My mom wants to share our story from her perspective, so she'll be guest blogging a series for us. She (Nanny) has been there for everything, even giving him his first bath after coming home from the hospital 21 years ago as a newborn (see picture), to staying with him in the hospital at diagnosis almost 5 years ago. I hope you enjoy her story!
Early Friday morning August 24, 2012:
The phone was ringing. Our daughter Cassie was calling to tell us that our 16 year old grandson, Seth, had been taken from the ER of the local hospital to Children’s Hospital in Dallas in ICU.
Seth had been diagnosed with Type 1 diabetes.
What should we do? Come to the hospital?—(I hate Dallas traffic with a passion!)
Her answer was no, not just yet. Only two people could be in the critical unit and she and Jason wanted to be with him.
We stayed in touch by phone throughout the day. By late afternoon Seth was becoming stable. He would remain in ICU for a couple of days and then move to a regular room.
School was to begin on Monday. Cassie and Jason are both school teachers.
I could not imagine how school teachers could miss the first day of school. What to do?
The only plan I could think of was to go to the hospital on Sunday so they could go home and prepare for the next day.
I called Cassie to tell her that her dad and I would come to the hospital Sunday and that I would spend the night at the hospital with Seth when he was moved to a regular room. (I still hate the idea of Dallas traffic!)
Our son, who lives near us, agreed to take us to Dallas Sunday.
…But there was a problem. In order for me to stay with Seth at the hospital I would have to come to a short “training session” with the nutritionist.
There was much to consider. We were all aware that something was terribly wrong with Seth.
He was a summer life guard at the local swimming pool and was also a drummer in the high school band. He was loosing weight and was tired from all the summer activities, especially with band practice in the evenings in this terrific Texas summer heat.
Seth had completed his Boy Scout Eagle project and his award ceremony had been on Sunday afternoon just five short days ago. Seth was so thin and pale. Another grandmother and I were shocked to see how bad he looked. The Eagle ceremony was quite impressive, but all we could think about was how sick Seth was.
His dad called the doctor Monday. Seth was misdiagnosed with mono. We have been told that misdiagnosis is quite common and that even very good doctors make this mistake.
The nutritionist at Children’s Hospital was very thorough. There would be a very strict diet to follow for the first month. All food and insulin would be monitored and reported until a regimen could be established.
Finally, it was time for Seth to leave ICU and be transferred to a room.
Cassie and Jason left the hospital to make plans for the school day on Monday.
Our son took his dad home.
It was now just Seth and me in a hospital room with nurses and doctors to help us begin this new way of life.
It takes a few minutes to get situated in a hospital room. Unpack a bag. Figure out where to put your extra clothes and toothbrush. Is there any way to make a bed in this room so I can stretch out for the night?
In comes a nurse. We must select items from a menu for our evening meal. There’s a list with carb counts and several pages of with menu selections, numbers and boxed to check. Meat: ok. Vegetables: maybe. Fruit: you have to count the grapes and make it add up to the correct numbers.
Seth makes a few choices and I decide to choose from the same menu and add everything up—just for the practice.
In comes another nurse. In order for me to leave the hospital with Seth tomorrow I must administer the insulin injection.
Are you kidding? I don’t think I can do that!
However, I certainly did plan to take Seth with me when I left that hospital. I took the syringe in hand, and with detailed instructions from the nurse, drew up the insulin and stuck that needle into Seth’s arm.
It’s amazing what you can do when you don’t have a choice!

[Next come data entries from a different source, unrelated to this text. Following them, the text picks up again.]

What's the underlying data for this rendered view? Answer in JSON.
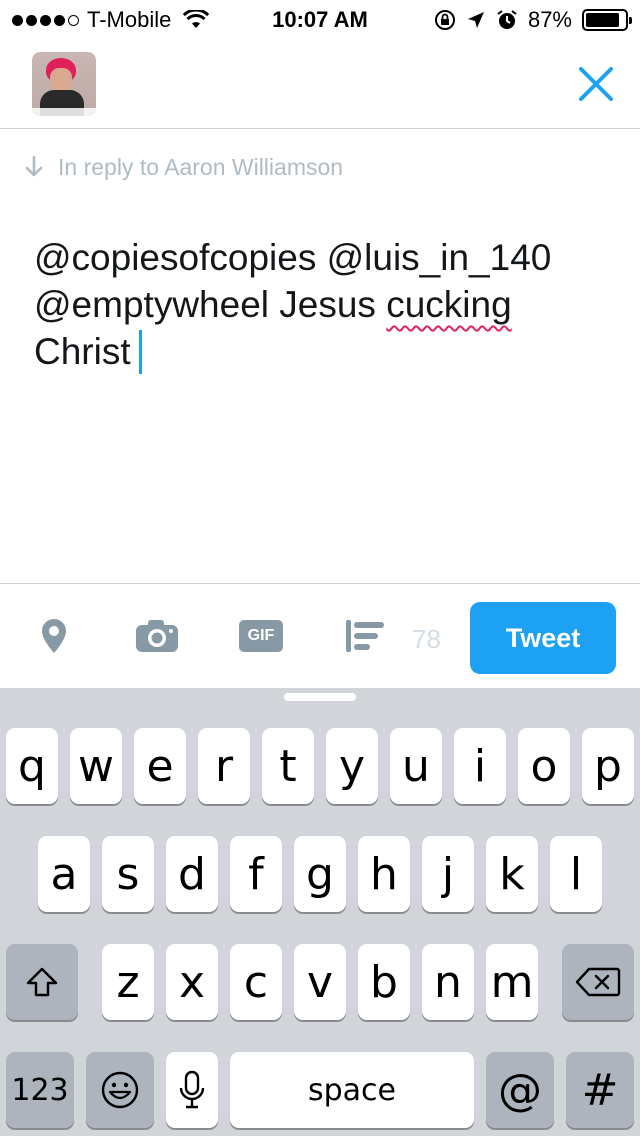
{
  "status_bar": {
    "carrier": "T-Mobile",
    "time": "10:07 AM",
    "battery": "87%",
    "battery_level": 0.87
  },
  "header": {
    "avatar_alt": "profile avatar"
  },
  "reply": {
    "text": "In reply to Aaron Williamson"
  },
  "compose": {
    "line1": "@copiesofcopies @luis_in_140",
    "line2_prefix": "@emptywheel Jesus ",
    "line2_misspelled": "cucking",
    "line3": "Christ"
  },
  "toolbar": {
    "char_count": "78",
    "gif_label": "GIF",
    "tweet_label": "Tweet"
  },
  "keyboard": {
    "row1": [
      "q",
      "w",
      "e",
      "r",
      "t",
      "y",
      "u",
      "i",
      "o",
      "p"
    ],
    "row2": [
      "a",
      "s",
      "d",
      "f",
      "g",
      "h",
      "j",
      "k",
      "l"
    ],
    "row3": [
      "z",
      "x",
      "c",
      "v",
      "b",
      "n",
      "m"
    ],
    "numbers_label": "123",
    "space_label": "space",
    "at_label": "@",
    "hash_label": "#"
  },
  "colors": {
    "accent": "#1da1f2",
    "keyboard_bg": "#d1d4d9",
    "toolbar_icon": "#8899a6"
  }
}
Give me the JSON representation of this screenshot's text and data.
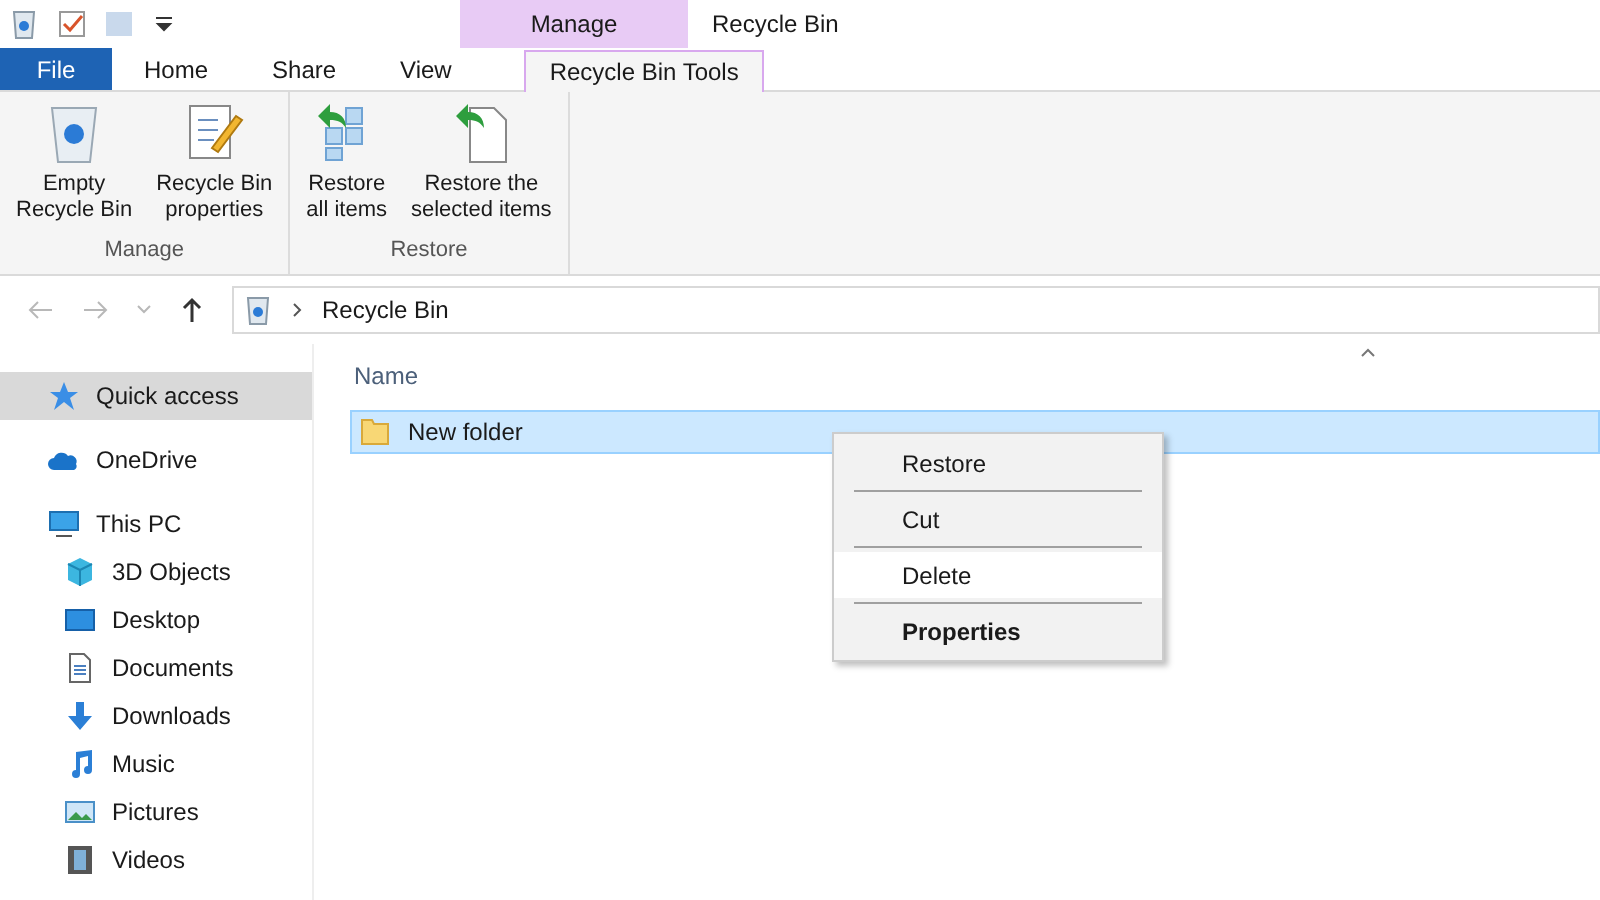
{
  "ribbon_context": {
    "group_label": "Manage",
    "window_title": "Recycle Bin"
  },
  "tabs": [
    {
      "label": "File",
      "kind": "file",
      "selected": false
    },
    {
      "label": "Home",
      "kind": "tab",
      "selected": false
    },
    {
      "label": "Share",
      "kind": "tab",
      "selected": false
    },
    {
      "label": "View",
      "kind": "tab",
      "selected": false
    },
    {
      "label": "Recycle Bin Tools",
      "kind": "tab",
      "selected": true
    }
  ],
  "ribbon_groups": [
    {
      "label": "Manage",
      "buttons": [
        {
          "label": "Empty\nRecycle Bin",
          "kind": "bin"
        },
        {
          "label": "Recycle Bin\nproperties",
          "kind": "props"
        }
      ]
    },
    {
      "label": "Restore",
      "buttons": [
        {
          "label": "Restore\nall items",
          "kind": "restore_all"
        },
        {
          "label": "Restore the\nselected items",
          "kind": "restore_sel"
        }
      ]
    }
  ],
  "address": {
    "path": "Recycle Bin"
  },
  "sidebar": {
    "items": [
      {
        "label": "Quick access",
        "kind": "star",
        "selected": true
      },
      {
        "label": "OneDrive",
        "kind": "cloud",
        "selected": false
      },
      {
        "label": "This PC",
        "kind": "pc",
        "selected": false,
        "children": [
          {
            "label": "3D Objects",
            "kind": "cube",
            "selected": false
          },
          {
            "label": "Desktop",
            "kind": "desktop",
            "selected": false
          },
          {
            "label": "Documents",
            "kind": "doc",
            "selected": false
          },
          {
            "label": "Downloads",
            "kind": "down",
            "selected": false
          },
          {
            "label": "Music",
            "kind": "music",
            "selected": false
          },
          {
            "label": "Pictures",
            "kind": "pic",
            "selected": false
          },
          {
            "label": "Videos",
            "kind": "video",
            "selected": false
          }
        ]
      }
    ]
  },
  "file_list": {
    "columns": [
      "Name"
    ],
    "rows": [
      {
        "name": "New folder",
        "selected": true
      }
    ]
  },
  "context_menu": {
    "items": [
      {
        "label": "Restore",
        "selected": false,
        "kind": "normal"
      },
      {
        "label": "Cut",
        "selected": false,
        "kind": "normal"
      },
      {
        "label": "Delete",
        "selected": true,
        "kind": "normal"
      },
      {
        "label": "Properties",
        "selected": false,
        "kind": "default"
      }
    ]
  }
}
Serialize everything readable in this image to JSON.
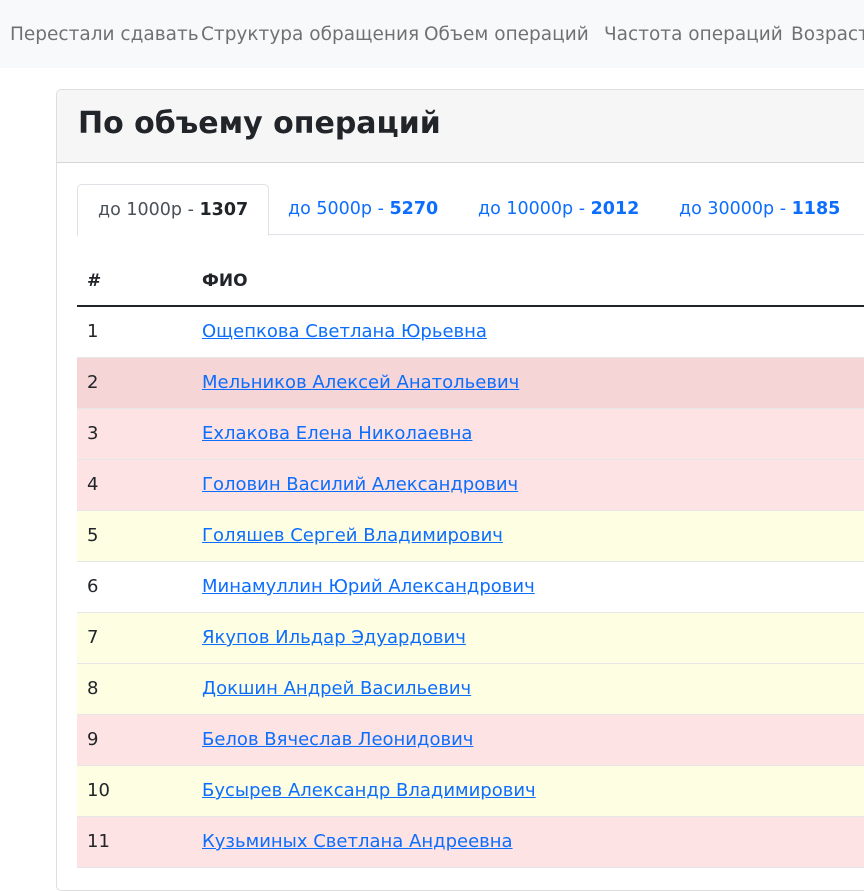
{
  "nav": {
    "items": [
      {
        "label": "Перестали сдавать"
      },
      {
        "label": "Структура обращения"
      },
      {
        "label": "Объем операций"
      },
      {
        "label": "Частота операций"
      },
      {
        "label": "Возраст"
      }
    ]
  },
  "card": {
    "title": "По объему операций"
  },
  "tabs": [
    {
      "label": "до 1000р - ",
      "count": "1307",
      "active": true
    },
    {
      "label": "до 5000р - ",
      "count": "5270",
      "active": false
    },
    {
      "label": "до 10000р - ",
      "count": "2012",
      "active": false
    },
    {
      "label": "до 30000р - ",
      "count": "1185",
      "active": false
    }
  ],
  "table": {
    "headers": [
      "#",
      "ФИО"
    ],
    "rows": [
      {
        "num": "1",
        "name": "Ощепкова Светлана Юрьевна",
        "color": "#ffffff"
      },
      {
        "num": "2",
        "name": "Мельников Алексей Анатольевич",
        "color": "#f5d5d6"
      },
      {
        "num": "3",
        "name": "Ехлакова Елена Николаевна",
        "color": "#fde3e3"
      },
      {
        "num": "4",
        "name": "Головин Василий Александрович",
        "color": "#fde3e3"
      },
      {
        "num": "5",
        "name": "Голяшев Сергей Владимирович",
        "color": "#fefee2"
      },
      {
        "num": "6",
        "name": "Минамуллин Юрий Александрович",
        "color": "#ffffff"
      },
      {
        "num": "7",
        "name": "Якупов Ильдар Эдуардович",
        "color": "#fefee2"
      },
      {
        "num": "8",
        "name": "Докшин Андрей Васильевич",
        "color": "#fefee2"
      },
      {
        "num": "9",
        "name": "Белов Вячеслав Леонидович",
        "color": "#fde3e3"
      },
      {
        "num": "10",
        "name": "Бусырев Александр Владимирович",
        "color": "#fefee2"
      },
      {
        "num": "11",
        "name": "Кузьминых Светлана Андреевна",
        "color": "#fde3e3"
      }
    ]
  },
  "colors": {
    "link": "#0d6efd",
    "nav_bg": "#f8f9fa",
    "row_danger": "#fde3e3",
    "row_danger_hover": "#f5d5d6",
    "row_warning": "#fefee2"
  }
}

Our meals are ordered, we have settled in the room (kinda), so what next?
My husband and I had toured the hospital and had seen the amazing train collection. Seth said he felt like getting out of the room now. I asked a nurse for a wheelchair so that we could go exploring. The railroad display at Children’s Hospital is certainly a tour worth taking and Seth seemed to enjoy being able to get out of the room for a little while.
Back in the room, we had our supper (counted grapes and all), filled out the proper paper work and attempted to settle down for the night. The nurses would take care of all the necessary blood checks, insulin injections, etc. We don’t have to worry about that until tomorrow.
Sleep came restlessly, but did come. Praise the LORD for a little rest.